I see it hallucinate quite often in development but mostly in getting small details wrong that are automatically corrected by lint processes. Large scale hallucination seems better guarded but I also suspect it’s because latitude is constrained by context and harnesses like lint, type systems, as well as fine tuned tool flows in coding models to control for divergence. But I would classify making mistakes like variable names wrong or package naming or signatures wrong as hallucations.

Curious! Could you elaborate a little bit on your pipeline as we are currently looking to solve this for our internal processes in which we have to deal with lots of financial information from outside, containing mass of numbers, like annual reports, bank statements, balance sheets etc.

Not who you’re replying for but I can give some thoughts.

For anything math, it’s much more reliable to give agents tools. So if you want to verify that your real estate offer is in the 90–95th percentile of offerings in the past three months, don’t give Claude that data and ask it to calculate. Offload to a tool that can query Postgres.

Similar with things needing data from an external source of truth. For example, what payers (insurance companies) reimburse for a specific CPT code (medical procedure) can change at any time and may be different between today and when the service was provided two months ago. Have a tool that farms out the calculation, which itself uses a database or whatever to pull the rate data.

The LLM can orchestrate and figure out what needs to be done, like a human would, but anything else is either scary (math) or expensive (it using context to constantly pull documentation.)

I'll be honest, I thought the first few items on your list of time consuming work was sarcasm.

A recent episode of Matt Levine’s podcast (Money Stuff) covered this: apparently investment bankers spend a huge amount of time preparing pitch decks for companies that don’t want them. Apparently Claude is quite good at making a pitch deck that no one but your boss wants or cares about.

I feel like there’s a metaphor in there... maybe I’ll ask Claude about it.

Much like a lot of internal daily status report stuff: The BS generator is actually a great fit when the task is making BS output nobody used or deeply cared-about in the first place.

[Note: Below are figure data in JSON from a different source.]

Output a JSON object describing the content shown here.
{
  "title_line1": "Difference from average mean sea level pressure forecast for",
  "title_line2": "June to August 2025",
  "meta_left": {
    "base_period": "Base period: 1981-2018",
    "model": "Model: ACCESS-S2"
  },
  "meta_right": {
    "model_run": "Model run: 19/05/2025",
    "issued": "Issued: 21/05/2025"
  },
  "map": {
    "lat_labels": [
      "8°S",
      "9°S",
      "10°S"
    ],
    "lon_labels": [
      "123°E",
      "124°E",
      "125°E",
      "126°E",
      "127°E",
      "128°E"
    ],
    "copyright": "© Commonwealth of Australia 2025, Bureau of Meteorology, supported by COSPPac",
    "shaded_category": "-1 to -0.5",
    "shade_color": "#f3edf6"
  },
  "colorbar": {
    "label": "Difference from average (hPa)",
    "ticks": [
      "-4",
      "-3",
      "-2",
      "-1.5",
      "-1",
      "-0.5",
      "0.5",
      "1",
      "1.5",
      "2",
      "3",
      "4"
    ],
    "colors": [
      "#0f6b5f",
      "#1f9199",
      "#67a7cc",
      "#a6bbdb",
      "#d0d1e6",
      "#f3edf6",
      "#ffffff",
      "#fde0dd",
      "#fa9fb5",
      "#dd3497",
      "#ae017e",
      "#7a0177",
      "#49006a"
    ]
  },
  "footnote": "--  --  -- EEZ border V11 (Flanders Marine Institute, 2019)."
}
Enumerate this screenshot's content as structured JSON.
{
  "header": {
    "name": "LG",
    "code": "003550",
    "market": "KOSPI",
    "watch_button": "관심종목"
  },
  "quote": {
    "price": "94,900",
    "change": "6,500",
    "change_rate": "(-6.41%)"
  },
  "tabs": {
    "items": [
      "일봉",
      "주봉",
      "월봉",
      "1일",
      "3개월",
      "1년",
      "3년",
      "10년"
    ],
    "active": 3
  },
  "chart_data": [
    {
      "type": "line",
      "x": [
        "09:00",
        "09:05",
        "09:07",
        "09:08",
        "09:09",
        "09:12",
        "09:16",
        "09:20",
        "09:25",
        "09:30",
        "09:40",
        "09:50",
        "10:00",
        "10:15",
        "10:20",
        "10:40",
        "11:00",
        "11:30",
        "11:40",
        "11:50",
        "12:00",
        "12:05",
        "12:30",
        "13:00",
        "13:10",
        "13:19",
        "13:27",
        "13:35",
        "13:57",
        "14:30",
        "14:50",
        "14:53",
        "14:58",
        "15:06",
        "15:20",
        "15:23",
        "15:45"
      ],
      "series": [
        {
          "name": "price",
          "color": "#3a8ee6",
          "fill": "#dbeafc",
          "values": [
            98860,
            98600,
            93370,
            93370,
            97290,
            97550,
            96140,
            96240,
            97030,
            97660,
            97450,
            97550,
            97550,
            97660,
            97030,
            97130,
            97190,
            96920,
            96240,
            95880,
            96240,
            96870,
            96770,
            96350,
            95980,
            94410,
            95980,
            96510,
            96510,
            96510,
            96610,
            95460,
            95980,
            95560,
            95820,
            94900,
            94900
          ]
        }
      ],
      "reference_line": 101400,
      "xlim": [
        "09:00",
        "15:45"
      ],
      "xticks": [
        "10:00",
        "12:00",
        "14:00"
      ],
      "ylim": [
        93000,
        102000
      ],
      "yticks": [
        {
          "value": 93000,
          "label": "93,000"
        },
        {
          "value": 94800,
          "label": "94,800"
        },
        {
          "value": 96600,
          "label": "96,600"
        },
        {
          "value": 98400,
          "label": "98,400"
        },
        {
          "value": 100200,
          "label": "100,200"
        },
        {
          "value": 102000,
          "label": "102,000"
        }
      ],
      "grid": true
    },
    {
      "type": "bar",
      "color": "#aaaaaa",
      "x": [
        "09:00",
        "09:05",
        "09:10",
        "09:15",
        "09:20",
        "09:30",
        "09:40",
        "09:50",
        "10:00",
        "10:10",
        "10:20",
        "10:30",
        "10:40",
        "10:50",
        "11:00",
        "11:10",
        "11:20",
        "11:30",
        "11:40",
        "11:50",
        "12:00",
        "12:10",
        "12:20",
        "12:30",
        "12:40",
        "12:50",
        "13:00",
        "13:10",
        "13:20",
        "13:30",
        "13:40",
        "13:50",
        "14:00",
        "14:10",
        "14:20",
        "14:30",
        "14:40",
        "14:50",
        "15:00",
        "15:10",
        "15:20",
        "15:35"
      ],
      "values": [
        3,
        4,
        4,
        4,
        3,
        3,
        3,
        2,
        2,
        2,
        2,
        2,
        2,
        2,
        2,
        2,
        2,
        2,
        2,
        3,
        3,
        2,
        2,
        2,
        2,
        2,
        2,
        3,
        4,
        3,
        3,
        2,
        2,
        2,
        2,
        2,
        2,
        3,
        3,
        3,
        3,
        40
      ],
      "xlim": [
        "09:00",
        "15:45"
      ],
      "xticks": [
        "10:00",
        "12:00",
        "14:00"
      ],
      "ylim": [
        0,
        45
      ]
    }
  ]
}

> Much like a lot of internal daily status report stuff

Everyone wants in on my daily excel auto generated reports - nobody ever opens them. Just being on the list makes you someone.

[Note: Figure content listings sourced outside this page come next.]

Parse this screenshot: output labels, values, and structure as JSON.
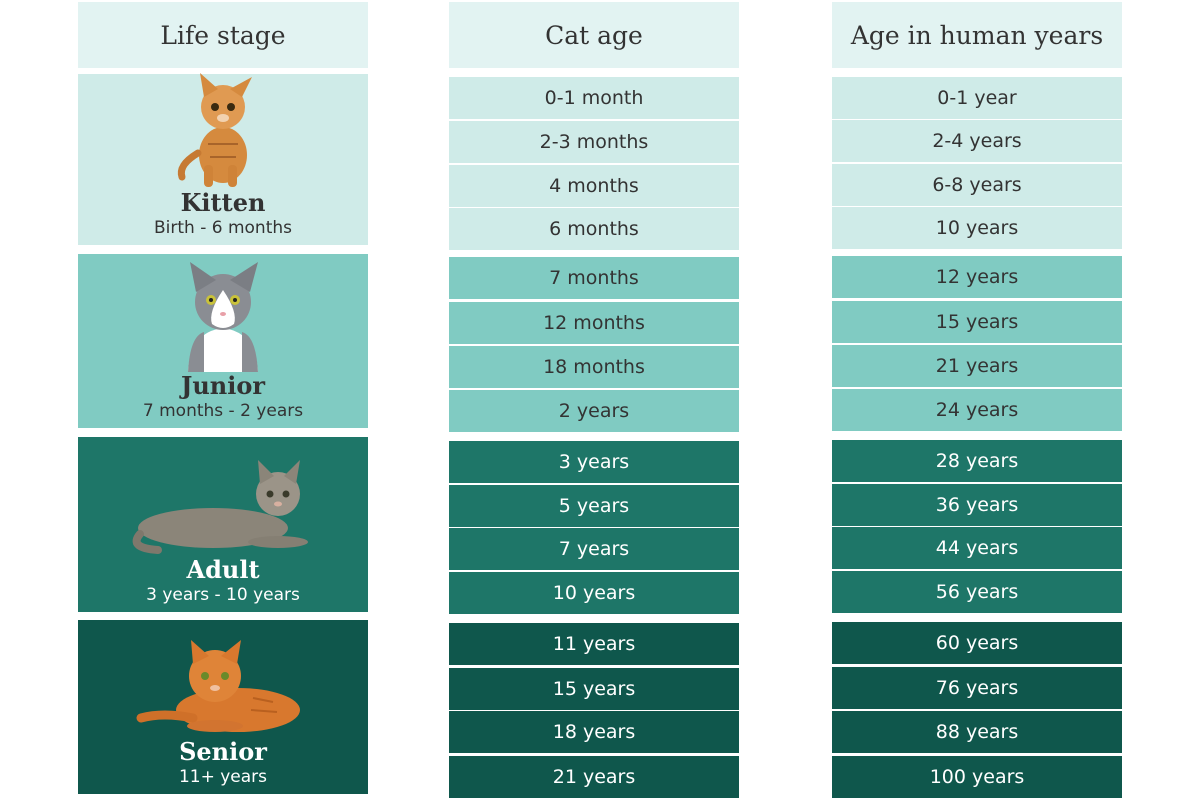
{
  "headers": {
    "life_stage": "Life stage",
    "cat_age": "Cat age",
    "human_age": "Age in human years"
  },
  "stages": [
    {
      "name": "Kitten",
      "range": "Birth - 6 months",
      "icon": "kitten-icon",
      "color": "#cfebe8"
    },
    {
      "name": "Junior",
      "range": "7 months - 2 years",
      "icon": "junior-cat-icon",
      "color": "#80cbc2"
    },
    {
      "name": "Adult",
      "range": "3 years - 10 years",
      "icon": "adult-cat-icon",
      "color": "#1e7668"
    },
    {
      "name": "Senior",
      "range": "11+ years",
      "icon": "senior-cat-icon",
      "color": "#0f574c"
    }
  ],
  "rows": [
    [
      {
        "cat": "0-1 month",
        "human": "0-1 year"
      },
      {
        "cat": "2-3 months",
        "human": "2-4 years"
      },
      {
        "cat": "4 months",
        "human": "6-8 years"
      },
      {
        "cat": "6 months",
        "human": "10 years"
      }
    ],
    [
      {
        "cat": "7 months",
        "human": "12 years"
      },
      {
        "cat": "12 months",
        "human": "15 years"
      },
      {
        "cat": "18 months",
        "human": "21 years"
      },
      {
        "cat": "2 years",
        "human": "24 years"
      }
    ],
    [
      {
        "cat": "3 years",
        "human": "28 years"
      },
      {
        "cat": "5 years",
        "human": "36 years"
      },
      {
        "cat": "7 years",
        "human": "44 years"
      },
      {
        "cat": "10 years",
        "human": "56 years"
      }
    ],
    [
      {
        "cat": "11 years",
        "human": "60 years"
      },
      {
        "cat": "15 years",
        "human": "76 years"
      },
      {
        "cat": "18 years",
        "human": "88 years"
      },
      {
        "cat": "21 years",
        "human": "100 years"
      }
    ]
  ]
}
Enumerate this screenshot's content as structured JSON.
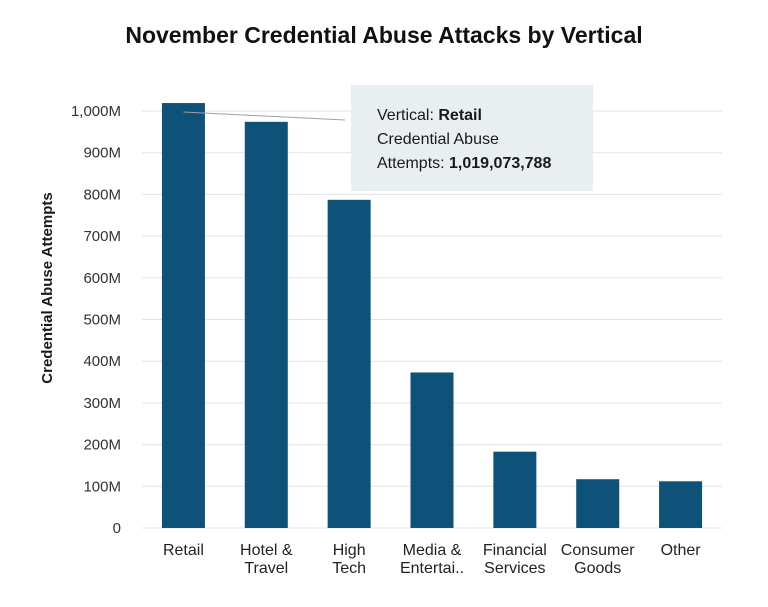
{
  "chart_data": {
    "type": "bar",
    "title": "November Credential Abuse Attacks by Vertical",
    "xlabel": "",
    "ylabel": "Credential Abuse Attempts",
    "ylim": [
      0,
      1000000000
    ],
    "yticks": [
      {
        "value": 0,
        "label": "0"
      },
      {
        "value": 100000000,
        "label": "100M"
      },
      {
        "value": 200000000,
        "label": "200M"
      },
      {
        "value": 300000000,
        "label": "300M"
      },
      {
        "value": 400000000,
        "label": "400M"
      },
      {
        "value": 500000000,
        "label": "500M"
      },
      {
        "value": 600000000,
        "label": "600M"
      },
      {
        "value": 700000000,
        "label": "700M"
      },
      {
        "value": 800000000,
        "label": "800M"
      },
      {
        "value": 900000000,
        "label": "900M"
      },
      {
        "value": 1000000000,
        "label": "1,000M"
      }
    ],
    "categories": [
      [
        "Retail"
      ],
      [
        "Hotel &",
        "Travel"
      ],
      [
        "High",
        "Tech"
      ],
      [
        "Media &",
        "Entertai.."
      ],
      [
        "Financial",
        "Services"
      ],
      [
        "Consumer",
        "Goods"
      ],
      [
        "Other"
      ]
    ],
    "values": [
      1019073788,
      974000000,
      787000000,
      373000000,
      183000000,
      117000000,
      112000000
    ],
    "grid": true,
    "color": "#0f5279",
    "tooltip": {
      "vertical_label": "Vertical:",
      "vertical_value": "Retail",
      "metric_line1": "Credential Abuse",
      "metric_line2": "Attempts:",
      "metric_value": "1,019,073,788"
    }
  }
}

Reads different to me. Some examples to go run with and build your own. Covers cases from the investment side and then the obvious ones in an accounting perspective. It would be highly surprising that any of these would be use in production without modification. I am sure it will happen but the intent to me is to take this and run with your own process.

I find all of these .md files released by the labs to be ai generated slop. The only exception being maybe the /simplify command

"Claude, build me 50 skills an Account Analyst would find useful, then run them through the agent at maxxxx thinking and ship the top 10 of them"

My money's on that.

It still surprises me how effective the /simplify skill is.

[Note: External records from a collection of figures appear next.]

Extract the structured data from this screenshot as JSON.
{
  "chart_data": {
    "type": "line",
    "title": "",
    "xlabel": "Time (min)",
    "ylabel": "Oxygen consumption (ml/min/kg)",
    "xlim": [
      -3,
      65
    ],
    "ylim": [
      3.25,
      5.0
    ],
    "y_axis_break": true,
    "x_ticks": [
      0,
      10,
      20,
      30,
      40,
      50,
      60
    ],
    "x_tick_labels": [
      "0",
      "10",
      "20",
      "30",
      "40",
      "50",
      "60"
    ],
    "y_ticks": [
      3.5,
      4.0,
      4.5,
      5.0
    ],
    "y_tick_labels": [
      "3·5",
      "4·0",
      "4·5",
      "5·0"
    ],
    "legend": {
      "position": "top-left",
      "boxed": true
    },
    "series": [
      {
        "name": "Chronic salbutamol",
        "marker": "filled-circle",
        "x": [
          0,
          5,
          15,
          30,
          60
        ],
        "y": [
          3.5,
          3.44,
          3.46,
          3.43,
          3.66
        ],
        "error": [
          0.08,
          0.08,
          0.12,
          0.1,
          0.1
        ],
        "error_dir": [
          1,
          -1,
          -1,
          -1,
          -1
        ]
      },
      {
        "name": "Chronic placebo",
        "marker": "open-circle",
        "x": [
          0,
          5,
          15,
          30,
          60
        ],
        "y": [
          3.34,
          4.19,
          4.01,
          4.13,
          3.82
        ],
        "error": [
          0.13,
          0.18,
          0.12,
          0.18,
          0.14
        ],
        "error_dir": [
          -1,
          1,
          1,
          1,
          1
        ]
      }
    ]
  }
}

I’ve also had some great results with a /reflect skill that asks the agent to look at the work in the broader context of the project. But those are the only two skills I use regularly that aren’t specific to our company, codebase, or tools.

No surprise there. Of course the skill files are not human written.

The AI is an expert in both following and generating prompts.

Why do you think it is an expert in generating prompts? It has no additional insight into how it works internally than anyone else

Do you really think a random person off the street knows more about how LLMs work internally than the latest frontier model (that has been trained on that material)?

No, but a random person off the street also isn't making skills for LLMs.

I think that LLMs are trained on the millions of vibe written LLM blog posts that are more superstition than fact. There is a lot of snake oil out there that is treated as fact. If someone claims that an LLM is better than humans at something I always want to see the rigorous evaluations that have been done to quantify it, not "but they're trained on everything!"